13 May 2011

The Cult of Jackson

One of my former professors at GSU, Clifford Kuhn, brilliantly administered my undergraduate capstone course this past spring.  Our topic of study, commemoration, is one that I initially dove into without fully grasping the depth of the theme.  I since have learned that one of the most, if not the most, important facet found within the study of the field  is the change that the progress of time exerts on a particular commemoration.  As historians we study not only a person, place, or thing that is commemorated, but also the temporal and spatial (and, as we will see, personal) context that said commemoration takes place within.

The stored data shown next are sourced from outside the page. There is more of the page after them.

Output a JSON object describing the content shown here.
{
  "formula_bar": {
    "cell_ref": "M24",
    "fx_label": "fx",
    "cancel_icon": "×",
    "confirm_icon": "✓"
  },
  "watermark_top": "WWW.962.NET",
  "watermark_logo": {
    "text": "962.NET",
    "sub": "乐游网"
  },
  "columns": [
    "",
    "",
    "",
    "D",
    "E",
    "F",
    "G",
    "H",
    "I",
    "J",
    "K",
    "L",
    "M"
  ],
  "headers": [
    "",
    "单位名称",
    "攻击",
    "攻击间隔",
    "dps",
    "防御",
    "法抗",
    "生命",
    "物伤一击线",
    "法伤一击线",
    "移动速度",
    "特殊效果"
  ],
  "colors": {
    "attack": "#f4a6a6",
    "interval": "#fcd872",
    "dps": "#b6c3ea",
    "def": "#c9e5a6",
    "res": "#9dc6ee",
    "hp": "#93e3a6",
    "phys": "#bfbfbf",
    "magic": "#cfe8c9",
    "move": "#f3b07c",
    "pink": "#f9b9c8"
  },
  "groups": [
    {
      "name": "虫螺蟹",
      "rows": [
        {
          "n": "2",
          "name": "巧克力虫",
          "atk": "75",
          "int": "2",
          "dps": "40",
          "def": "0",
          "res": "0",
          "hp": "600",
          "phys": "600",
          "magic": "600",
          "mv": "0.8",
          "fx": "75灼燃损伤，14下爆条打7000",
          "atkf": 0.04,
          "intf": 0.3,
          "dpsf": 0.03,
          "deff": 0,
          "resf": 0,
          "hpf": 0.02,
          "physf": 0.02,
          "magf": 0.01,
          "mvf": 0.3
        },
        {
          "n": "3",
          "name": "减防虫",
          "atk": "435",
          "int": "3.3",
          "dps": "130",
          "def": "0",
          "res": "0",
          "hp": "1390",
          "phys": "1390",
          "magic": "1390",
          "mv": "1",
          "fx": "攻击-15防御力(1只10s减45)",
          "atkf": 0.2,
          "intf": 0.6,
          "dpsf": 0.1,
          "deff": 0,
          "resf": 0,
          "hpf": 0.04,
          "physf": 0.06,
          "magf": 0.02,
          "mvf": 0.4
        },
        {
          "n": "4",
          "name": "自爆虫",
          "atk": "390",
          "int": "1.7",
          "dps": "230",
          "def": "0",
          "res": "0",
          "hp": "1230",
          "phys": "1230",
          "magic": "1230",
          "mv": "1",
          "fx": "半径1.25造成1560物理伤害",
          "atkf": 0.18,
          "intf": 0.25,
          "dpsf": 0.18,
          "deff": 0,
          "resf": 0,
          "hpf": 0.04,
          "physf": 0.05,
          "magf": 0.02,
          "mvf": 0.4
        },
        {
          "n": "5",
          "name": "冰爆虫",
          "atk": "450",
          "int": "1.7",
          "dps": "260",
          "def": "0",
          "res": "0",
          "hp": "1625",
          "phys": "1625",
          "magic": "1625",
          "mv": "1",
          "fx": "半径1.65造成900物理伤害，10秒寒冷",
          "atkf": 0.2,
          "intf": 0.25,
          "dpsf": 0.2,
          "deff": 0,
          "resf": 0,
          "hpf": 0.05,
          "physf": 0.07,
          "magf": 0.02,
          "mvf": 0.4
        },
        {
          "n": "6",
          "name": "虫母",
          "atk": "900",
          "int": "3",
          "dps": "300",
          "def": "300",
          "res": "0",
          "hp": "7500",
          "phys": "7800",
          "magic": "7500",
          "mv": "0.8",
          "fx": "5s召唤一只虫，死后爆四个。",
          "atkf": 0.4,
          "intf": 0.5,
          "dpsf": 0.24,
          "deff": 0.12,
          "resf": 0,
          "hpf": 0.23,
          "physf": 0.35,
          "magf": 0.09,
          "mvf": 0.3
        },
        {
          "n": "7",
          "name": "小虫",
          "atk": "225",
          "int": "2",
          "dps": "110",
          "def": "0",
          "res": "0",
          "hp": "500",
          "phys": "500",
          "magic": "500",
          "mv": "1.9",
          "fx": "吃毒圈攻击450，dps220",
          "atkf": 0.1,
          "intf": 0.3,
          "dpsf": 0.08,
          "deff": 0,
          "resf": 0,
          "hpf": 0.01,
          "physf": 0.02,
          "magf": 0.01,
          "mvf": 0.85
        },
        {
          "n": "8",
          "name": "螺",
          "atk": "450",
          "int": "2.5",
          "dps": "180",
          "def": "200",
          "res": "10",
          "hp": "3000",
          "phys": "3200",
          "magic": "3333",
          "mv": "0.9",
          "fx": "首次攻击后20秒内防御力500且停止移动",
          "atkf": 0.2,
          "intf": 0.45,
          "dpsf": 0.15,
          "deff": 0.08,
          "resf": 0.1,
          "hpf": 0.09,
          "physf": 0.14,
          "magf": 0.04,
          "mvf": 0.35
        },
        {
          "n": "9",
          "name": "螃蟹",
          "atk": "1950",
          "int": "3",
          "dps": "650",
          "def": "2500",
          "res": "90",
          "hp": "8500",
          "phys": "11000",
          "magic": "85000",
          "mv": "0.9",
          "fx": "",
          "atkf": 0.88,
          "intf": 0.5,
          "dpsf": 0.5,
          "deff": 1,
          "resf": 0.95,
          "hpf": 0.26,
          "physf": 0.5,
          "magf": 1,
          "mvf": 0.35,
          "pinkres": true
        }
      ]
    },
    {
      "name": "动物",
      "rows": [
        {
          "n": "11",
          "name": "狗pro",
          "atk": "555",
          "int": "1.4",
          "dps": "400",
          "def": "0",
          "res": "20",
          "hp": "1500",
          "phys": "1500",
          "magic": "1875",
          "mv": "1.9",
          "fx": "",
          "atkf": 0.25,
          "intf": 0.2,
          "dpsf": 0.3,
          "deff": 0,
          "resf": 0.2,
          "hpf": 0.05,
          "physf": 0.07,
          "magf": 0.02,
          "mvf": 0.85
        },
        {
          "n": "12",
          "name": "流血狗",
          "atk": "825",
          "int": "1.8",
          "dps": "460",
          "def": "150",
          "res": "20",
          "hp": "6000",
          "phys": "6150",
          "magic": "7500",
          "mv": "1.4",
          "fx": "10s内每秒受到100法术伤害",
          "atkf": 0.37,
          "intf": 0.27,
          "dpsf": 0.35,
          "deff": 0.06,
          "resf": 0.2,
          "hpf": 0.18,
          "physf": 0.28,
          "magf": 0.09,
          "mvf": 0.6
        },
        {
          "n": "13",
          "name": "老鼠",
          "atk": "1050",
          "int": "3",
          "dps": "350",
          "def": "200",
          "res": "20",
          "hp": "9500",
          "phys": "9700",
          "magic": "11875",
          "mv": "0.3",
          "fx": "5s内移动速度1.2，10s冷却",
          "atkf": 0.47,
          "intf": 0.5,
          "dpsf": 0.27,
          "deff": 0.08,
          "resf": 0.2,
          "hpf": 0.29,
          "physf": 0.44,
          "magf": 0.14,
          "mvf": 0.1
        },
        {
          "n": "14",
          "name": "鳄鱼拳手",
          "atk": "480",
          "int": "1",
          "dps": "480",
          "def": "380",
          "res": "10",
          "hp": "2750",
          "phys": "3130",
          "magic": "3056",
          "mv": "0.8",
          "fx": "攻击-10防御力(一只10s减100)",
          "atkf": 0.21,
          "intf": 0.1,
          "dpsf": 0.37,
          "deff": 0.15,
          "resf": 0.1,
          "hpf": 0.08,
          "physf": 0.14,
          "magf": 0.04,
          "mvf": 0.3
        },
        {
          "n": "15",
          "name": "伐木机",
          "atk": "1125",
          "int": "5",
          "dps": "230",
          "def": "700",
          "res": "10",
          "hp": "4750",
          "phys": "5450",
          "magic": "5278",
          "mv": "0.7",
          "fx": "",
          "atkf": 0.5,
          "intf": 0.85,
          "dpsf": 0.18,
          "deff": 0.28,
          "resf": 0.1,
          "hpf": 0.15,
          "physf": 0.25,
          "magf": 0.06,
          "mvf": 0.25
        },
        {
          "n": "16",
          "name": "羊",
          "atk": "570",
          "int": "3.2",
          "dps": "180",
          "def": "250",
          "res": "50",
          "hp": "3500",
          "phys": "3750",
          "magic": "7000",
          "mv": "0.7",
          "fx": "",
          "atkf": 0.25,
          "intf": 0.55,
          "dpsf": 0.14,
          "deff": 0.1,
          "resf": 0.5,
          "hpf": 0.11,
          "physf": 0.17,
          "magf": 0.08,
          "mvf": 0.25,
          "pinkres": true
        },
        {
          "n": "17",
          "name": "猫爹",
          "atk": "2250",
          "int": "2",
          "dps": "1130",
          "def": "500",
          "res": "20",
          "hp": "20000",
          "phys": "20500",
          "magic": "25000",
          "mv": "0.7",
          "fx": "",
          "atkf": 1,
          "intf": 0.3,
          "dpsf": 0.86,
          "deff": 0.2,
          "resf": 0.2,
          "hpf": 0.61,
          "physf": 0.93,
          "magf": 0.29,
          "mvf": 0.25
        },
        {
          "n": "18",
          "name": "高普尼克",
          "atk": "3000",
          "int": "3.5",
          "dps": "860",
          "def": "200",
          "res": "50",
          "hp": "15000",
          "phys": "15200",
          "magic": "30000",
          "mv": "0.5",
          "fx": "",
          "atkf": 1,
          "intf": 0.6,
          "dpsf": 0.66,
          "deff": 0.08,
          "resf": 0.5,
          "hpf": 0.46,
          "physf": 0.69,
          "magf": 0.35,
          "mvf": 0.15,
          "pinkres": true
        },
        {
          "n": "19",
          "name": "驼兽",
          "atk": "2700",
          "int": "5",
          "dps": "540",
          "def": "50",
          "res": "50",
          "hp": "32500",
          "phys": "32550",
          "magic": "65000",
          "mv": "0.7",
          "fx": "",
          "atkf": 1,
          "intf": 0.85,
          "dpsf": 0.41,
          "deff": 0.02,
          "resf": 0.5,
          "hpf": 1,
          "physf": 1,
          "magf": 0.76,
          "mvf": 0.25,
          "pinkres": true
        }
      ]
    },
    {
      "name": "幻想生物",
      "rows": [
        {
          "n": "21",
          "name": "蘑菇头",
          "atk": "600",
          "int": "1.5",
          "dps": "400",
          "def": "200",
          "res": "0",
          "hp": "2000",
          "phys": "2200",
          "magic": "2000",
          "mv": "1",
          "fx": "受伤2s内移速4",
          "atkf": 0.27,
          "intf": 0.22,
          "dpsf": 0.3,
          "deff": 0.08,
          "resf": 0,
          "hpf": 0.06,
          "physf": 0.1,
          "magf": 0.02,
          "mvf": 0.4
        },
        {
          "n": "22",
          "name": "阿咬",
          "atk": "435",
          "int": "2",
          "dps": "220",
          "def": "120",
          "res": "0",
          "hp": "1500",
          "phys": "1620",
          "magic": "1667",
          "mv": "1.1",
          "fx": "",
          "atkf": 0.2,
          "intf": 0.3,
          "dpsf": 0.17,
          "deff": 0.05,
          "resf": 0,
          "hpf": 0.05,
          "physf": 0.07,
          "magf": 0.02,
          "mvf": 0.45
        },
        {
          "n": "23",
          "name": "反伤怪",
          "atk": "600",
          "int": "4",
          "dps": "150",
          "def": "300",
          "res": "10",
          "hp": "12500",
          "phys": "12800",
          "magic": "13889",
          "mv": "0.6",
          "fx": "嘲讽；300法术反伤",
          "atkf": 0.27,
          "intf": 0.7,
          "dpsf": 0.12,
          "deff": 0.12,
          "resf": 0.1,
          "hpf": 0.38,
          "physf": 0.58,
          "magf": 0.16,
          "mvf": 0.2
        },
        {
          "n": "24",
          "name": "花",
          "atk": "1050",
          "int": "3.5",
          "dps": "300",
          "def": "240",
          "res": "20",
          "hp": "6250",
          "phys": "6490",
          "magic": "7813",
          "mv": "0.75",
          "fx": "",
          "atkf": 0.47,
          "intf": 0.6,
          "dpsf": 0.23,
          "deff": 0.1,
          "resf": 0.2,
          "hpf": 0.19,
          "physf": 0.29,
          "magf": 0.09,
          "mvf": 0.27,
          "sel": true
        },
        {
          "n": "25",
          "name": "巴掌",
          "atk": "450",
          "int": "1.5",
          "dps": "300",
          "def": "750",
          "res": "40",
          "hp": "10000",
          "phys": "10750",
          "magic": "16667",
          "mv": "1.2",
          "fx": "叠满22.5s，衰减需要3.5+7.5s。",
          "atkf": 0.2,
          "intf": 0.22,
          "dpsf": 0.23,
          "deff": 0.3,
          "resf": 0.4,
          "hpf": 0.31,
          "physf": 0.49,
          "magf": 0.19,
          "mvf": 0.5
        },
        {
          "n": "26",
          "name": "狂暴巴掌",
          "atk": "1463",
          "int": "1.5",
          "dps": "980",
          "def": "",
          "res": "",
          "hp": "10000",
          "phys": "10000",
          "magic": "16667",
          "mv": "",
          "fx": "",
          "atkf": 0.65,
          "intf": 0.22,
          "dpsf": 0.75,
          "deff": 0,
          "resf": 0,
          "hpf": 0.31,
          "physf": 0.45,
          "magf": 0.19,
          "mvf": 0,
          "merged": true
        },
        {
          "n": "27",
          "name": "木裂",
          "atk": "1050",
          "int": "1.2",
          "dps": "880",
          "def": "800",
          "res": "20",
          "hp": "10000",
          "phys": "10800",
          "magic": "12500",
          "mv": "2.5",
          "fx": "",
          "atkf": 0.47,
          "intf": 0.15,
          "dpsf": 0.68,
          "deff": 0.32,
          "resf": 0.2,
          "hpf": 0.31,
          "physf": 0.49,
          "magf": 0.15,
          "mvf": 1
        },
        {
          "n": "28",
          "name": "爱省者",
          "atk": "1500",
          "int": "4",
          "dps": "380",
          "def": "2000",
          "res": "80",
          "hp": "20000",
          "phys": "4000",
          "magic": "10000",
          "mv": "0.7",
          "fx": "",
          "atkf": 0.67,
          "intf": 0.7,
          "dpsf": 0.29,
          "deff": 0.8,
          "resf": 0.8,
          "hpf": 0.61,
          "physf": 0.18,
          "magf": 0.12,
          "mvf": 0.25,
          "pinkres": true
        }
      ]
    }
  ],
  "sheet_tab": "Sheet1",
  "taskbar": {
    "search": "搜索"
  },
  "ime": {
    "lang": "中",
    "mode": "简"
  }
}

Which leads me to today's post, a brief review of Wallace Hettle's just-released Inventing Stonewall Jackson: A Civil War Hero in History and Memory.  I first heard about this book over on Rea Andrew Redd 's fantastic blog and, as a fan of Jackson's, decided to immediately order a copy from Barnes & Noble.  It's a quick read, only 148 pages (plus endnotes), and goes to great lengths to explain how today's legend of Stonewall Jackson exists due to the influence of his early biographers.  Written as a series of somewhat (though by no means distractingly) unconnected essays, Hettle uses a thorough grasp of the literature to illustrate how the ideals held by both the biographer in question and the public at the time of publication shaped the story that became the Jackson legend.  For example, John Esten Cooke, a novelist taken with the "great man" theory of history and a firm believer in the romantic ideals that were popular at the time, wrote his Jackson narrative in a way that would serve those ends; because of this, the now incredibly-popular myths of Jackson's eccentricities in the field have become fodder for Civil War Roundtables across the globe.  Not to discount the stories of Jackson's odd habits as untrue, but rather Hettle makes a solid case that the emphasis placed on such oddities is more reflective of the time of publication rather than any historical fact.

Inventing Stonewall Jackson also describes in detail (though not of the overwhelming variety) the basis behind Robert Dabney's focus on Jackson's religiosity, Anna Jackson's defense of her husband's domestic character, the effect that military memoirs and soldiers' stories have on the Jackson legend, Mary Johnston (yes, of those Johnstons) and her anti-Jackson theme in her novel The Long Roll, Alan Tate's hero-worship (and eventual denial) of Jackson, and more recently Ron Maxwell's portrayal of Stonewall in 2003's Gods and Generals.  Through it all Hettle does not lose sight of the prevailing theme which illustrates how the year of each successive publication and the personal views of the biographers had as much to do with each books' contents as did any source material.  It is truly a revealing study, in both Jackson the man and the art of bibliographical commemoration in general, and I highly recommend it to any who are interested in the topic.

Stephen Lang as Jackson in 2003's Gods and Generals
On a personal note, this reading has also convinced me to reexamine my own personal feelings towards Jackson.  I admit, I've always felt a bit of ambivalence regarding the man: I have a framed photograph of him on my wall, but were this the 1860s you could call me a staunch Unionist.  His battlefield exploits are indeed a bit of tactical genius, though I've often been asked by others in the living history community what would happened had Jackson ever been pitted against a Grant or a Sherman rather than a McClellan, a Howard, or a Banks.  I honestly cannot such an inquiry.  I have admired his story for the "regular man" qualities found within, though now I must ask if those are simply John Cooke's ideas thrust into my consciousness.  I have admired the upward mobility shown in the story of a farm boy going on to become Lee's right hand, though I must now ask the ghost of Robert Dabney if he is in my head.  I have, as many students of military history, found genius in Jackson's campaigns...or is that simply GFR Henderson exerting his influence on this twenty-first century blogger?  These are all questions that I cannot help but ponder, and are questions that would not have coalesced firmly into their present form were it not for Hettle's enlightening study.  Books such as this are too few and far between, I feel, and both we in the historical community as well as the layman would be better off if more works so unpretentiously forced us to challenge our own prejudices and motivations for believing what we do.

Inventing Stonewall Jackson is published by Louisiana State University Press in Baton Rouge, 2011.